Tag Archives: Local Agency

House Warming: Fixing the Thermostat on our Environmental Health, Dr. Robert Zuber

9 Feb

Nature is not a place to visit. It is home. Gary Snyder

The sea, though changed in a sinister way, will continue to exist; the threat is rather to life itself. Rachel Carson

Those who live by the sea can hardly form a single thought of which the sea would not be part. Hermann Broch

The real names of the environment are the names of rivers and river valleys; creeks, ridges, and mountains; towns and cities; lakes, woodlands, lanes, roads, creatures, and people. Wendell Berry

Home is where my habits have a habitat. Fiona Apple

How foolish to believe we are more powerful than the sea or the sky. Ruta Sepetys

The themes which run through much of the work of the UN in these precarious times are many, but can actually be placed in a couple of large and inter-related bins – the things we need to do better for the people with whom we share this earthly home, and the things we need to change about our relationship to our home itself, changes that can address at least some of the damage that we have willfully inflicted on our climate, our oceans, our biodiversity, our agriculture.

The first of these bins is quite large indeed and contains tools and norms for stopping and resolving conflict, protecting human rights, guaranteeing political and cultural participation, rolling back the excess production of weapons, responding effectively to humanitarian emergencies, ensuring decent work for people, especially young people, improving access to health and education for all, but especially for children and persons with disabilities…

You get the idea. These and more are part of our collective effort – often enabled by the UN — to better “humanize” our human relations, to provide a context for overcoming at least some of the callousness and cruelty that too-often dominate our political and economic relations. UN events on hate speech, counter-terror and excess weapons production this past week are but three examples of multi-lateral efforts to enhance prospects for and conditions of security for global constituents.

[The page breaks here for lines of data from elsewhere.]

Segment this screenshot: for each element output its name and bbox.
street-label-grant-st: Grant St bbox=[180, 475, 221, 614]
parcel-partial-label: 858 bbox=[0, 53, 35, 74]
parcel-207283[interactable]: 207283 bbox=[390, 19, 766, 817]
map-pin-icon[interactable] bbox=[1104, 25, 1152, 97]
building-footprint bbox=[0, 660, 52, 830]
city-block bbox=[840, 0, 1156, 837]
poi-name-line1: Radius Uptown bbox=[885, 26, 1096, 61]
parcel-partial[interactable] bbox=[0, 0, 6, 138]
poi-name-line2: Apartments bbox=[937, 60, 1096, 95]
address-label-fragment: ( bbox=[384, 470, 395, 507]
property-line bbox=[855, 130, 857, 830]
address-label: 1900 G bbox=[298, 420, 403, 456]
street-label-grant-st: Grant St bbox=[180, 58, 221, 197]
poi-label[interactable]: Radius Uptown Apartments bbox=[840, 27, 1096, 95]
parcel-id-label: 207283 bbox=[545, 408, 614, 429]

And then there are those responsibilities in that other “bin” which are about protecting the quality of human life on a planetary home towards which our species has created incalculable disruption and about which we still mostly fail to make good faith efforts that clearly convey the origins and nature of the crisis facing these eco-“co-authors” of our very existence. Here we speak of the natural treasures we claim to revere but to not sufficiently protect; the soils and insects that make our sustenance feasible but to which we pay scant attention; the climate now altering our home in frightening ways and now on the cusp of permanence but which have inspired mostly half-hearted responses and half-fulfilled commitments.

The UN has a constructive role to play here as well, given its ability to convene diplomats, scientists, NGOs, youth and others to highlight major eco-challenges.   The preparatory meetings held this week in New York for a June conference on oceans in Lisbon brought the potential and limitations of such convening to light. Despite robust enthusiasm from diplomats and a full gallery of NGOs, and noting with appreciation fresh efforts to “green” the shipping industry and approach other of what UN Special Envoy Thomson called “positive tipping points,”’ we were fearful that, much like the recent climate summit in Madrid, this could well be yet another event as likely to disappoint as to inspire, and this despite the contention of some key speakers that Lisbon could indeed be a “game changing” moment.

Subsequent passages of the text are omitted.